Он сделал несколько глотков и лег на пол. Он иногда во время разговора вдруг ложился на пол. Или ходил по комнате, но это ее раздражало. А ему нужно было ходить, разгонять кровь мысли. Ходить, двигаться, перемещаться. Там. Та-та-там-там. Он как-то сказал, что у него «мозги в пятках». Пятки у него были жесткие и серые.
– А это было время больших войн. – Он протянул ей снизу пустую чашку. – Время Крестовых походов. Когда эрфуртские детишки плясали и падали без сил… В это же время на севере шло усиление Ливонского ордена и его первые стычки с русичами. Через двадцать с небольшим лет они двинутся на Новгород… Понимаешь, в ливонских войсках могли быть те самые подросшие дети или их ровесники. Немцев в прибалтийских землях еще почти не было, людской поток шел из Германии, корабль за кораблем.
– Хорошо. – Она помолчала. – Хорошо, а на Руси? На Руси же тоже были какие-то танцы, хороводы…
– Танцы были. – Он сел, отряхнул спину. – Танцы были всегда. Но я сейчас не просто о танцах и плясках – а о плясовой одержимости.
– Не кричи.
– Какие-то языческие пляски были, по праздникам, – заговорил тише. – Но вот чтобы… Да, была одна история про монаха из Киево-Печерской лавры, но он, кажется, жил раньше, на столетие, этих эрфуртских детей. К нему явились бесы в виде ангелов и велели поклониться. Тот, не сотворив крестного знамения, забыл, поклонился. Те, значит: «Ну, теперь ты наш». И давай на гуслях, дудках, он против воли всю ночь плясал, пока не упал замертво… Его потом монахи два года в себя приводили, ни есть, ни пить не мог.

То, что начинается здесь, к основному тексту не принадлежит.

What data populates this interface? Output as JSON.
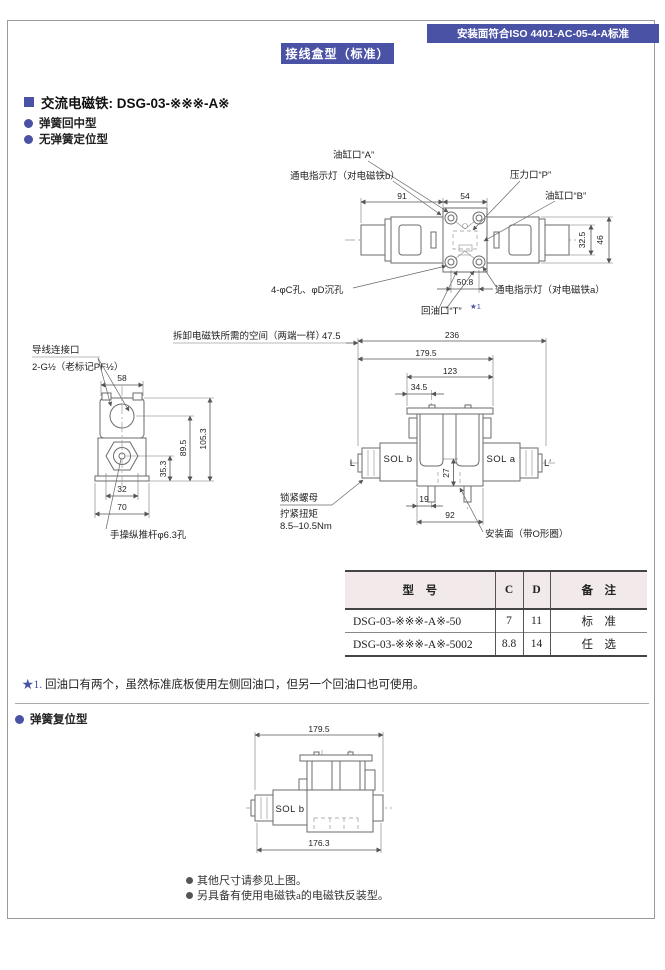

Сожженный встал и зашагал по комнате. Она вздохнула.
– Русская церковь вообще не одобряла танец. Даже классический. Кому-то видение было, не помню: пары танцуют кадриль, а сами объяты пламенем. И Феофан Затворник писал, что кто во время пляски умрет, то его душу…
– Понятно, – перебила она.
Хотела добавить, чтобы перестал ходить туда-сюда; не стала.
– Всё это, эта танцевальная одержимость, как-то связано с войнами… да, я уже это говорил… Но не просто с войнами, а именно с большими захватами. Ведь что такое танец? – Он махнул рукой куда-то в сторону. – Это мгновенное расширение пространства. – Махнул другой рукой. – Расталкивание пространства, его мощное преобразование.
Сел рядом с ней, тут же встал. Вытер лицо платком, скомкал, бросил в угол. Снова закурсировал по комнате.
– Пространство танцующего расширяется, он поглощает его… А время – время, наоборот, предельно сжимается, ускоряется. Делаются, конечно, попытки как-то это упорядочить; обезопасить это массовое танцевальное помешательство.